Para o legista, é importante que o profissional que faz o laudo tenha sempre em mente que, como todos os documentos médicos, o laudo será lido por terceiras pessoas, que não necessariamente compartilham do mesmo conhecimento técnico. Por isso, precisam sempre ter boa legibilidade, rigor técnico e cientifico, objetividade, coerência e clareza.

“A finalidade do laudo pericial é judicial: é o esclarecimento de um fato médico relevante para o processo e serve de prova do fato. O laudo não é uma anotação, um lembrete para o próprio médico”, ressaltou.

Em relação às lesões corporais leves, o perito também apontou que a classificação pode ocultar casos graves que precisam chegar ao conhecimento da Segurança e da Justiça. “A multiplicidade e cronologia das lesões corporais de natureza leve sugerem meio insidioso e cruel. Elas me dizem que aquela pessoa apanhou reiteradas vezes em cronologias distintas”, explicou.

No sentido de aprimorar conjuntamente o trabalho do IML, a diretora da instituição, a médica legista Eliete Coelho Bastos, criou uma comissão de revisão dos laudos. A médica tem representado o órgão nas reuniões estaduais da Campanha Compromisso e Atitude pela Lei Maria da Penha.

Dever do Estado

Os representantes dos órgãos que compuseram o Seminário destacaram ainda o dever das instituições públicas em promover a segurança e os direitos humanos das mulheres. “A violência de gênero é um problema sério, que tem raízes culturais e afeta a toda a sociedade. Este órgão público tem um compromisso com os direitos humanos e, por isso, temos o objetivo de produzir o melhor trabalho técnico para ajudar a Justiça e contribuir com a prevenção às violências”, declarou o médico legista Ivan Dieb Miziara, superintendente da Polícia Técnico-Científica do Estado de São Paulo.

A presidenta do Conselho Estadual da Condição Feminina em São Paulo, Rosmary Corrêa, mais conhecida como Delegada Rose, lembrou ainda da importância de promover o trabalho conjunto para reverter os índices elevados de homicídios de mulheres no Brasil.

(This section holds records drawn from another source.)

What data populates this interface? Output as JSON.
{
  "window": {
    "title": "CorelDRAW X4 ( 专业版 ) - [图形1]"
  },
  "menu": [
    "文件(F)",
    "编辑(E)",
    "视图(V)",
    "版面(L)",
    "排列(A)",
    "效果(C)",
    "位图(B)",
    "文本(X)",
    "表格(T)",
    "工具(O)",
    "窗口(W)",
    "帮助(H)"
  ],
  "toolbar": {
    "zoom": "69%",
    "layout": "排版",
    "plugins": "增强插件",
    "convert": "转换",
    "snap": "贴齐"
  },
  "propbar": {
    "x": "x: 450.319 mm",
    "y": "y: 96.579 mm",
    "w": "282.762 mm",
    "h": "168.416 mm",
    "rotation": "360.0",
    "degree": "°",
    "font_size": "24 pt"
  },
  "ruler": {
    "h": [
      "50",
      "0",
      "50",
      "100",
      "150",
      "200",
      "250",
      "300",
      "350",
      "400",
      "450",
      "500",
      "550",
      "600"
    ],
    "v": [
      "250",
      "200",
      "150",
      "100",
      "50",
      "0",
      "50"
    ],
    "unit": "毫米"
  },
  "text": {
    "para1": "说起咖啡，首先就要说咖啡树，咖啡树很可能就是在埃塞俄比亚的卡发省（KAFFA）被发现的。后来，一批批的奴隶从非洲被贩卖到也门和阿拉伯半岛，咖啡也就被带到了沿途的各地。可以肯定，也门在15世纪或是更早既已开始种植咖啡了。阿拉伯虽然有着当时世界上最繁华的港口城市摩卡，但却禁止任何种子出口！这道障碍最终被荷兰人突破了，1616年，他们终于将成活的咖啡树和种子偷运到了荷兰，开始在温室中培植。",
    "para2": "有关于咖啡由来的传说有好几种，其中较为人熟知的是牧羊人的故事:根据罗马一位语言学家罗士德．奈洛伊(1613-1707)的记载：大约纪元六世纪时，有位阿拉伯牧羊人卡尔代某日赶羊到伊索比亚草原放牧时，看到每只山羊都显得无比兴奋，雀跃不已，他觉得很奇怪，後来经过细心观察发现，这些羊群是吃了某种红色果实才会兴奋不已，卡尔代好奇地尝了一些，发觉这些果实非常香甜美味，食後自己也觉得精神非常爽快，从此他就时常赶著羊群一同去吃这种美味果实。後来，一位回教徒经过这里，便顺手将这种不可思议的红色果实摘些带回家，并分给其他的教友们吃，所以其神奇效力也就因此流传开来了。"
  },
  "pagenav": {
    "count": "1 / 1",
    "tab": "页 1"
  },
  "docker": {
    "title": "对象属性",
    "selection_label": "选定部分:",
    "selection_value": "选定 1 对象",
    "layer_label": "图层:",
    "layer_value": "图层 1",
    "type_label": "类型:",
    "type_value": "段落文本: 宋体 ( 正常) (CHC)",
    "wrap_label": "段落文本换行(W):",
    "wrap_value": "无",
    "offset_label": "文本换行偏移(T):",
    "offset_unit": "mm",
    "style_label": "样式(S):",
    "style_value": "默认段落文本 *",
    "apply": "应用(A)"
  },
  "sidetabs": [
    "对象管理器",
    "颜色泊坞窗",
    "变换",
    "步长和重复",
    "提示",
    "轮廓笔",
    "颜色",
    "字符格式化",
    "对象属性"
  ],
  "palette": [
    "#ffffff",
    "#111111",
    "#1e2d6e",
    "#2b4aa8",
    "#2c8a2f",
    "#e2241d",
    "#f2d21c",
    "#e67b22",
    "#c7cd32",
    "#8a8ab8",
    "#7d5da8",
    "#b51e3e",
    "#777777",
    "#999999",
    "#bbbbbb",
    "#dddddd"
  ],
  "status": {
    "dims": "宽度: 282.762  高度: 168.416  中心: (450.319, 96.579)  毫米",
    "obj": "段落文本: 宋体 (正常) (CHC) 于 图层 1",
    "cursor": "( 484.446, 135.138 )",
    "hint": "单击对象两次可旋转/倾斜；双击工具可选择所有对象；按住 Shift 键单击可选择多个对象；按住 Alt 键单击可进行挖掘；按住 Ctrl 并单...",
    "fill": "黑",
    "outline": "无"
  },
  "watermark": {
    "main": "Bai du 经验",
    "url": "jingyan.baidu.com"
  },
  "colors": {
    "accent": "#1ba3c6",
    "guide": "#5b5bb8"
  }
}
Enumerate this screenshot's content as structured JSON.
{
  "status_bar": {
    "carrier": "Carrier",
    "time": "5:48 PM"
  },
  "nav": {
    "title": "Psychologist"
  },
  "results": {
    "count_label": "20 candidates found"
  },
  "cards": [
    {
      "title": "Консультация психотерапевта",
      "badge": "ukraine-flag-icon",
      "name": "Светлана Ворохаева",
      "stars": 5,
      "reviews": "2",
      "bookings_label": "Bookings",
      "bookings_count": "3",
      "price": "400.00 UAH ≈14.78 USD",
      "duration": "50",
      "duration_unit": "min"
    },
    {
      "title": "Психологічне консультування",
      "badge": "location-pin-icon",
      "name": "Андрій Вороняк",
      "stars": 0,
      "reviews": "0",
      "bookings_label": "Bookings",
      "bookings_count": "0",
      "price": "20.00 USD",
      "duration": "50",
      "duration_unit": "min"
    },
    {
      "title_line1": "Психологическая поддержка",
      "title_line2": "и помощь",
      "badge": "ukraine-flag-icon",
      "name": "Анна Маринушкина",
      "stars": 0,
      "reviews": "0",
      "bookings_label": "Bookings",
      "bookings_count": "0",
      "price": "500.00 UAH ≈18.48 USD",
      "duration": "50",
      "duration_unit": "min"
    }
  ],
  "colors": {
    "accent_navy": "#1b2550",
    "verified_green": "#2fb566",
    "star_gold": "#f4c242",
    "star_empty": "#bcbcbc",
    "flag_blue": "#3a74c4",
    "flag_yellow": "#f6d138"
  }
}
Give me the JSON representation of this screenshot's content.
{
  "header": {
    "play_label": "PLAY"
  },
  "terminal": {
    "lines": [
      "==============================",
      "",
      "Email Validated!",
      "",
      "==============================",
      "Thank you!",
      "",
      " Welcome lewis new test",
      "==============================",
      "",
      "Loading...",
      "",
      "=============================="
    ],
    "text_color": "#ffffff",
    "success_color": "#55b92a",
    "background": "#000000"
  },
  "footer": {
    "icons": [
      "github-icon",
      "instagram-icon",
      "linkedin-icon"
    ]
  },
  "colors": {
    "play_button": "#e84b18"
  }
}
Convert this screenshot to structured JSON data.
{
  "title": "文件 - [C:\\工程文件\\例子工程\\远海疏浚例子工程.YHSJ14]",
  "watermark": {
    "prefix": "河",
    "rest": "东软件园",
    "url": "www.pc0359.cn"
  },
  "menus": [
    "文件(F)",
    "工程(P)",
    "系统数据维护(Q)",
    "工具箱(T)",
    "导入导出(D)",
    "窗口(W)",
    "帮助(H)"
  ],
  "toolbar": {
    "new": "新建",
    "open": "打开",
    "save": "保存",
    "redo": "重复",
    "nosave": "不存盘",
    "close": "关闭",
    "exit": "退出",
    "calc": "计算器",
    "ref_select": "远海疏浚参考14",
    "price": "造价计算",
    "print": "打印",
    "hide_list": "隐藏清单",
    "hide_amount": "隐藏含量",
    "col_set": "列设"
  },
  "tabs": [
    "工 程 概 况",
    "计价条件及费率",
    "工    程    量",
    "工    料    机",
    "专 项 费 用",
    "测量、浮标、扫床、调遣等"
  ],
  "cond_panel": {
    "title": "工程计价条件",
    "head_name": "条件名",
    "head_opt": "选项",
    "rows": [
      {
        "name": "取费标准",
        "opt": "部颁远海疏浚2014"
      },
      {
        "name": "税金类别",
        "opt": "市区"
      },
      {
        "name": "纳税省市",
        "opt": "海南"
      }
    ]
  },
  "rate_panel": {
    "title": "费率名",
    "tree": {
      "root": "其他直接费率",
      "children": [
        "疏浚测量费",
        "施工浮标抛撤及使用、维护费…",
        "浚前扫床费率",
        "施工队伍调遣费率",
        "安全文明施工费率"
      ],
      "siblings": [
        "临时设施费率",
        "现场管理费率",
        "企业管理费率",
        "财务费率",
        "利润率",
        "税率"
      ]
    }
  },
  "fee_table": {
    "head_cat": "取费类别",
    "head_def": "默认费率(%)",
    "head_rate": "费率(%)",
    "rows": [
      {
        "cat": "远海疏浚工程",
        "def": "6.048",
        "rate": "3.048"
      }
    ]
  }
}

A delegada pontuou que o País tem uma das piores taxas mundiais nesse sentido. De acordo com o Mapa da Violência 2015: Homicídio de Mulheres no Brasil, com uma taxa de 4,8 assassinatos em 100 mil mulheres em 2013, o Brasil piorou no ranking dos países com maior índice de homicídios femininos: passou da sétima posição, em 2010, para a quinta, em 2013, em uma lista de 83 nações.

“Este dado mostra a importância do enfrentamento à violência doméstica para combater o feminicídio. Muitas vezes, o assassinato é o último passo de todo um histórico de violência que a mulher sofreu e no qual nós podemos e devemos intervir”, afirmou, destacando que um laudo de agressão pormenorizado pode, muitas vezes, levar o autor da violência à Justiça e evitar o feminicídio.

A advogada Kátia Boulos, presidente da Comissão da Mulher Advogada da OAB/SP, saudou a iniciativa, considerando essencial que todos os envolvidos na garantia dos direitos das mulheres conheçam os aspectos técnicos para que haja uma união de esforços na proteção das vítimas. “As provas são fundamentais para efetivar os direitos das mulheres”, frisou.

Além da atuação conjunta, o reconhecimento por estes profissionais dos estereótipos e discriminações que atingem as mulheres também foi apontado como essencial, não só para a garantia de direitos, mas inclusive para evitar que a mulher, ao buscar o apoio do Estado, acabe sendo revitimizada ao invés de acolhida. “A violência de gênero é uma construção cultural baseada na discriminação contra as mulheres que está em toda a sociedade. Só conseguimos avançar se atuarmos em rede. Então, estreitar esse diálogo é muito importante”, destacou a secretária adjunta da Secretaria Municipal de Políticas para as Mulheres na cidade de São Paulo, Dulce Xavier.